At that point I was aggravated with the civilian health care system I'd signed up with, so I tried the VA, figuring it couldn't be any worse. Turned out to be an excellent experience. The same day I finished registration I saw a doctor for intake, got all my prescriptions filled the same day, and a followup appointment with my assigned primary care doc within two weeks.

My experience with the VA couldn't have been better. In 2018-2019 they redid my thyroid biopsies to be sure they had the latest data. Surgery to remove the cancerous lobe in November 2018. Full scans to check for injuries missed by the civilian hospital after the car hit me in spring 2018. Turned out there were several healed fractures missed by the civilian hospital -- shoulder, winged scapula, cervical stenosis, healed rib fractures, mid-back scoliosis from injuries. Too late for surgery, and I still have chronic neck and shoulder pain. But the VA docs said we could deal with that over the next year or two -- this was in 2019, pre-COVID. Big relief.

By mid-2020 the pandemic ground everything to a trudge. My first primary care doc, who was fantastic, retired in early 2020. That spring I developed a posterior vitreous detachment in my left eye and the clinic got me in to see an ophthalmologist within two days, and a followup a month later. No complaints.

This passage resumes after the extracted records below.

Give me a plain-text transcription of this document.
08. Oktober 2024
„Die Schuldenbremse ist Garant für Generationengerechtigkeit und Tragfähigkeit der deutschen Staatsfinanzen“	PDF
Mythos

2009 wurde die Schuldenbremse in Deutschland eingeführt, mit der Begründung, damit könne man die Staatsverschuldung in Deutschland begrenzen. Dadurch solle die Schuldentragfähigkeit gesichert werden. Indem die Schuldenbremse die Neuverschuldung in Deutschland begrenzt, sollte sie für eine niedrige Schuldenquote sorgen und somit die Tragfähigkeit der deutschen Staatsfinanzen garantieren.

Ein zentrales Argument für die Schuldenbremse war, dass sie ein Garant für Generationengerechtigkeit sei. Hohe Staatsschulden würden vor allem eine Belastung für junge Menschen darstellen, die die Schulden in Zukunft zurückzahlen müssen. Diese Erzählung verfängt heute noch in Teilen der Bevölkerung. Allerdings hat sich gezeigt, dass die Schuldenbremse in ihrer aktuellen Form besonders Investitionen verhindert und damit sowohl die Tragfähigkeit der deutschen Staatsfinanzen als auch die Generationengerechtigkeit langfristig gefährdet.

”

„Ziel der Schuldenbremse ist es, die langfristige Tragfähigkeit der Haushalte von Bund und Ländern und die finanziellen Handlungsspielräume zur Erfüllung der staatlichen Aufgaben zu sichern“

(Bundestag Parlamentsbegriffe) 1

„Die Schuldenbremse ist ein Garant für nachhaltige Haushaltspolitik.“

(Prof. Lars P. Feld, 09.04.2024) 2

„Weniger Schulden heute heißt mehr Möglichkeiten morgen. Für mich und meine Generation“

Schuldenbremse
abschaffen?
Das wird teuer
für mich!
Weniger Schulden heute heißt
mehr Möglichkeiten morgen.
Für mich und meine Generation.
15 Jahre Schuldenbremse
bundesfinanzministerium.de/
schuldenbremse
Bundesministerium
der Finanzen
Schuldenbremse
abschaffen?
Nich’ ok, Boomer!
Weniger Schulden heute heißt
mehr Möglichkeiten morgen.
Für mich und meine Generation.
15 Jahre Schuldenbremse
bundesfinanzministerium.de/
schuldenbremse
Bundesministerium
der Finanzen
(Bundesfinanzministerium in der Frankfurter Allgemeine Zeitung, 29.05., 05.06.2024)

But by mid to late 2020 the wheels fell off. My new primary care doc was almost totally unresponsive (and is still only slightly better two years later). Other than emergency care and annual checkups, appointments and referrals were non-existent. There was a lot of employee turnover. When I caught COVID in late 2021, despite my precautions and being vaxxed, it wasn't bad enough for an ER visit, but my local VA clinic wasn't doing urgent care. I just needed a course of oral prednisone to knock down the upper respiratory inflammation, which happens to me every few years anyway. No big deal, been that way since I was a kid. But I had to resort to Medicare for the first time. They handled it immediately via a telehealth phone app. Video chat with a doc within 15 minutes, picked up the prescription for prednisone that evening.

But when I had a relapse a month later I tried the VA again. Before I visited the clinic they claimed to have an urgent care setup. But when I got there is was very makeshift. The nurse was overworked, grumpy and a bit rude, and claimed that counted toward my limit of two urgent care visits for the year. Supposedly there's no limit, but they just made up some policy because they weren't prepared to actually handle urgent care.

I didn't bother again with the VA until a couple of weeks ago for my annual checkup. Same primary care doc, somewhat more responsive. But they still aren't back to the level of care as 2018-2019.

This month I switched to Amerigroup/Anthem as a Medicare provider. So far, so good, they seem responsive and well organized. The ortho docs redid the neck scans and scheduled me for an ablation to reduce the neck pain. I'm not thrilled with the pain management clinic that was assigned to me by default, but I can change that later.

I'm disappointed that the VA health care system was so poorly prepared for a disruption like the COVID pandemic. I mean, logistics is supposed to be the specialty of the military. But they've let down a lot of service members on active duty, and veterans who had serious service related injuries and illnesses. My own issues were minor compared with what those men and women experienced.
WRAMC and NNMC were merged into WRNMMC in 2011 as an early step large-scale unification and realignment of military medicine. Mainly, they're spending less and on one likes it. We gave up on the military system a few years after that. The understaffing was insane and to the point where there was no one to answer telephones. We were VIPs, but when my wife had surgery, the chief resident and attending gave her their personal cell numbers because there was simply no support. People die from that kind of stuff and real world health care organizations can't get away with it anymore. I was amazed at the level of service and coordination when we moved to civilian health care.

I've been to many VAs, but never as a patient. I never even went to get rated for disability when I retired.